Effort justification

Yesterday I finished grading a bunch of student papers, an activity that led me to think of the concepts of effort justification and the effort heuristic. This is part of my ongoing effort to understand the psychology behind the persistence of Mesomania.

I posted a comment on cognitive dissonance on the mesomania blog, here. Effort justification is an aspect of cognitive dissonance in the sense that when people spend a lot of time and effort on a project, they tend to justify the effort by believing this proposition:

"the subjective value of an outcome is directly related to the effort that went into obtaining it."

In other words, people who invest in an activity think it is more valuable than those who haven't invested the same amount of time and effort.

IMO, this explains a lot of the Mesomania we continue to see.

Imagine that you've grown up with the belief that the Book of Mormon took place in Mesoamerica. Maybe you've gotten a PhD in Mesoamerican archaeology. Or maybe you've written long, detailed books and/or journal articles on the topic. Or edited a journal that published such material. Or you've spent decades researching and writing on the topic, speaking at conferences, maintaining a blog, teaching students, etc. Or maybe you've raised a lot of money to promote the Mesoamerican setting.

Then you are confronted with evidence that completely contradicts your efforts. You develop serious cognitive dissonance.

What do you do?

According to effort justification theory, you will continue to believe your efforts turned out well, that you are still correct, that the evidence is unreliable and not credible, etc.

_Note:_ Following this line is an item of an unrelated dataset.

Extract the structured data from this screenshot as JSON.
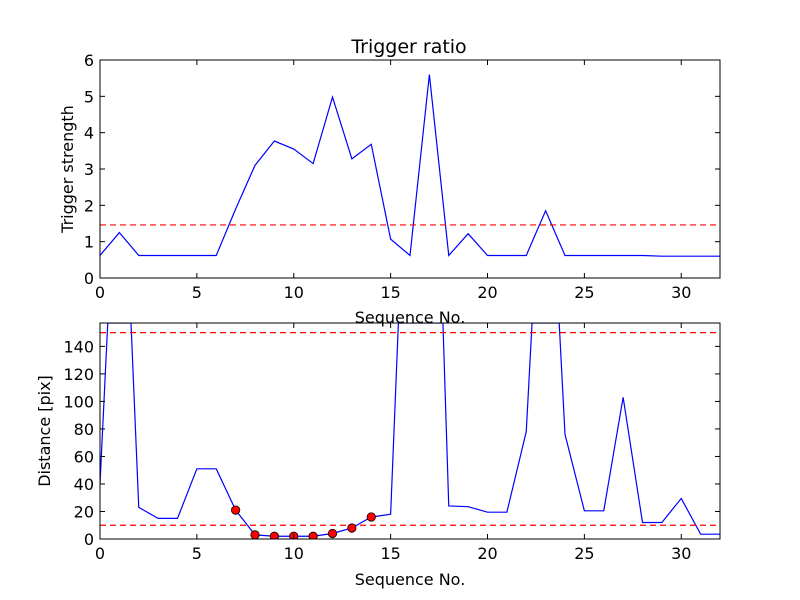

Effort justification explains why LDS scholars and educators continue to reject the prophets and apostles on the topic of the New York Cumorah.

Here's one explanation, from this site:

"It also seems to be the case that we value most highly those goals or items which have required considerable effort to achieve.
"This is probably because dissonance would be caused if we spent a great effort to achieve something and then evaluated it negatively. We could, of course, spend years of effort into achieving something which turns out to be a load of rubbish and then, in order to avoid the dissonance that produces, try to convince ourselves that we didn't really spend years of effort, or that the effort was really quite enjoyable, or that it wasn't really a lot of effort.
"In fact, though, it seems we find it easier to persuade ourselves that what we have achieved is worthwhile and that's what most of us do, evaluating highly something whose achievement has cost us dear - whether other people think it's much cop or not! This method of reducing dissonance is known as 'effort justification'.
"If we put effort into a task which we have chosen to carry out, and the task turns out badly, we experience dissonance. To reduce this dissonance, we are motivated to try to think that the task turned out well."
Here's another example, from an article on the effort heuristic:

"Consider the following: After receiving a low grade on a paper, a student approaches you after class and complains about his or her grade. Occasionally, such protests stem from errors in grading or strategic attempts by the student to ‘‘work’’ the system. But more often, the grade is correct, and the protest sincere. In such cases, it is not uncommon to hear some version of the following: ‘‘But I don t understand. I worked so could I get a D?’’ Apparently, the student believes that because he or she invested great effort, the outcome of that effort must be great as well. Indeed, we recently asked a group of Cornell University students to indicate (confidentially) how much effort they put into a term paper and the grade they expected to receive, and compared those estimates with the actual grades received. Although predicted and actual grades were positively correlated, that relationship was dwarfed by the relationship between the grade the students expected to receive and the effort they reported investing in the paper."

As we deal with the effects of Mesomania, I hope we all keep effort justification in mind because it helps us better understand the LDS scholars and educators who continue to promote the Mesoamerican theory.